Without these actions, reorganization of Sur La Table would have required significant capital investment for implementation of omnichannel initiatives such as BOPIS, expanded e-commerce capabilities, IT infrastructure and a refinancing of the existing ABL and SSL holder, including a new ABL facility that would provide for inventory purchases to fulfill seasonal sales demand.

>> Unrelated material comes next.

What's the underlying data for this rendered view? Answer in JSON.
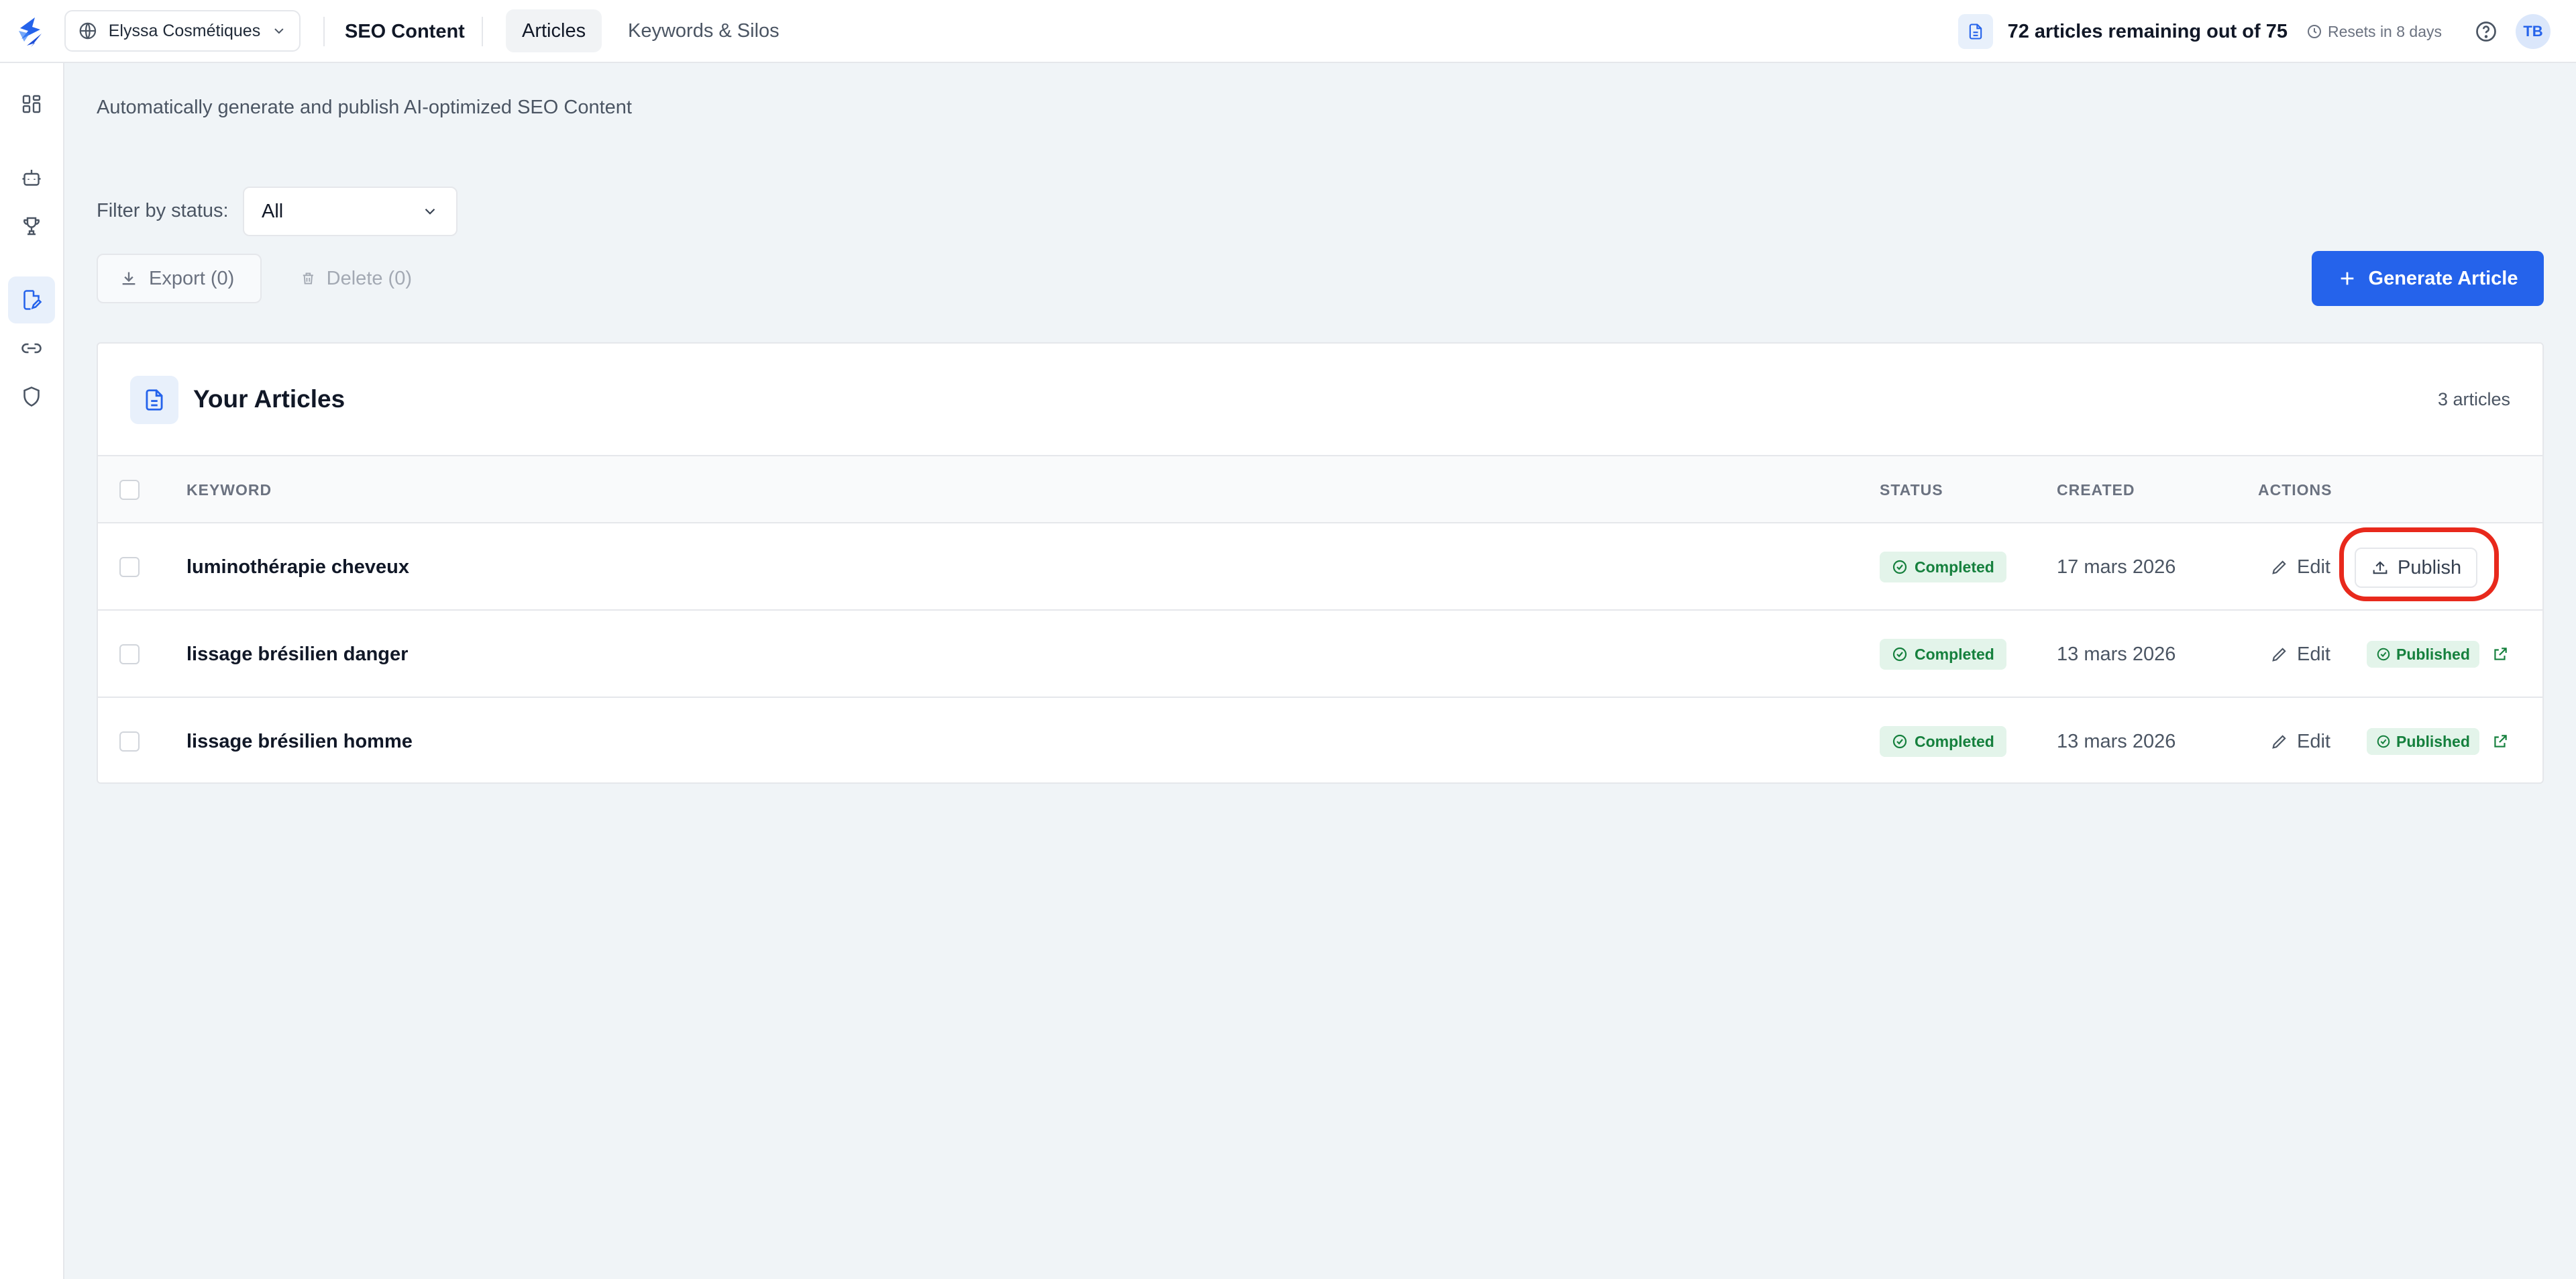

By executing the strategy under the protection provided by the Chapter 11 bankruptcy, Sur La Table’s new buyer [a  joint venture between e-commerce investment firm CSC Generation and Marquee Brands LLC] could both pay a significant purchase amount above the LOI and provide the capital investment and infrastructure to support the necessary improvements to keep the company in business long term.

George N. Koutsonicolis serves as managing director at SOLIC Capital Advisors, a leading financial advisory firm providing restructuring, investment banking and distressed asset support services. He specializes in capital restructuring, operational restructuring, mergers and acquisitions, divestitures, capital raising initiatives, and alternative recovery strategies on behalf of the firm’s clients.